Short-term activities (1 year):
Establish contacts with policymakers at the professional level: Hold meetings with at least 15 managers in various public services to encourage them to offer Arabic instruction to their employees.
Implement courses in spoken Arabic for professionals: Conduct ten professional Arabic courses for service providers at various public institutions, such as hospitals, clinics, welfare services, Interior Ministry offices, municipal offices, tax offices, park services, etc.
Long-term goals (3 years):
Regulation: Create systemic change to require public services to be provided in Arabic. Mandate language and cultural awareness instruction for all critical service providers to be made an integral part of professional training. Ensure public institutions serving significant Arab populations deliver courses in spoken Arabic and cultural awareness to their professional staff.

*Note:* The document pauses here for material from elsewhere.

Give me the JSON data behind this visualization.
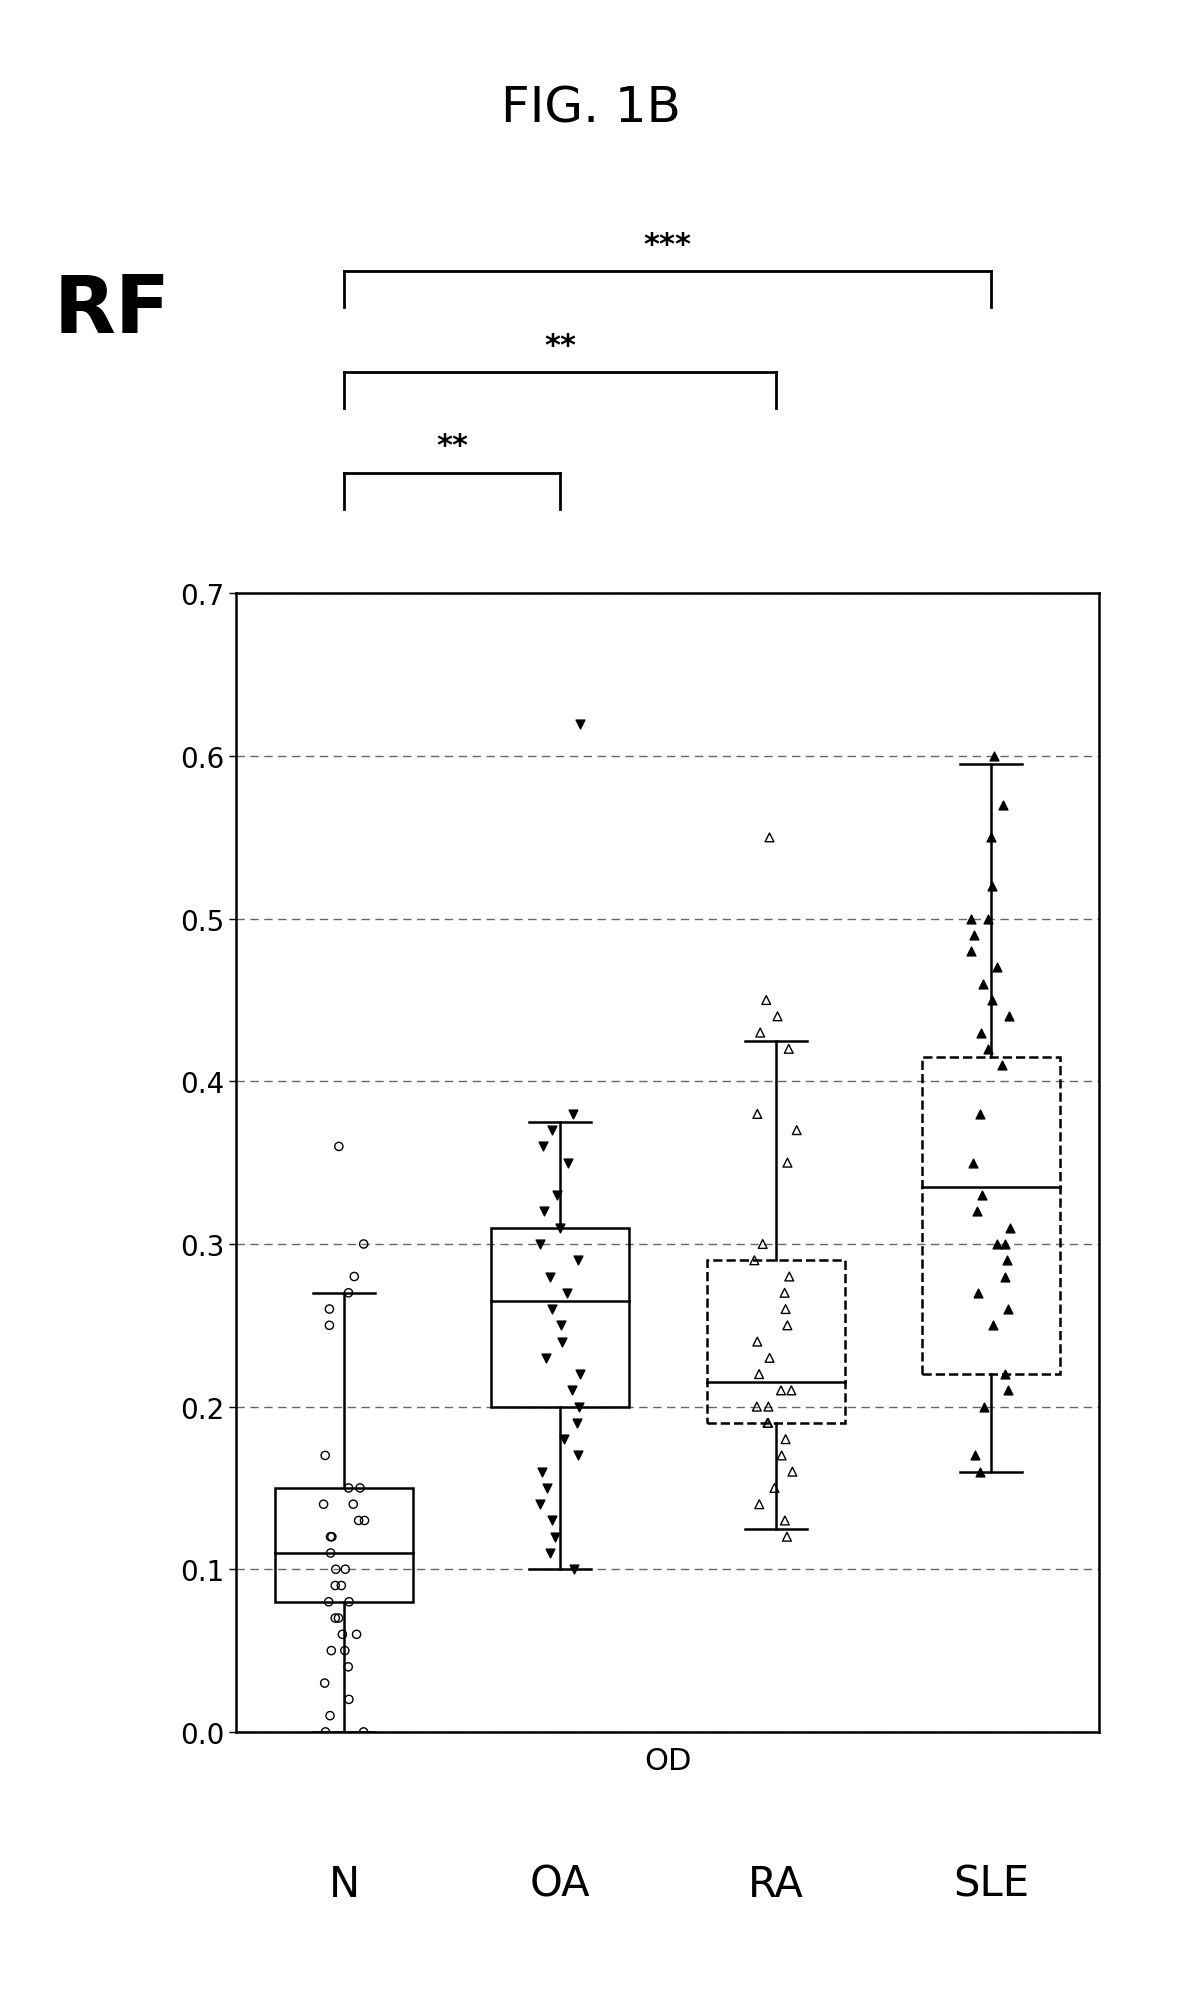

Widespread implementation in public institutions: The program will constitute part of the institutions’ ongoing activities and be funded by them. We have mapped over a hundred potential sites for the courses, including about 60 hospitals, 20 mixed local authorities, 11 branches of the National Insurance Institute, and 16 branches of the Ministry of the Interior, which provide service to a large number of Arab citizens, where the program may be relevant.
The program will have an impact on policymakers at the professional level, including hospital and HMO administrators, government ministry branch heads and senior officials, and directors-general of mixed local authorities so that knowledge of Arabic among their Jewish employees will be seen as a condition for providing quality, linguistically accessible service to their Arab constituents. It will increase the number of Jewish workers who can communicate in Arabic, reducing alienation and rendering public services accessible to Arab citizens.
Knowledge of language and the ability to deliver service to the public in a particular language can be assessed with relative ease. In order to determine the program’s success, we will measure the following:
The number of institutions in which the program will become standard.
Number of students and groups per year.
Grades on level tests at the end of the course.
Survey of program participants on the extent to which they utilize Arabic in their work with the public.
Survey of satisfaction among service recipients in institutions implementing the program.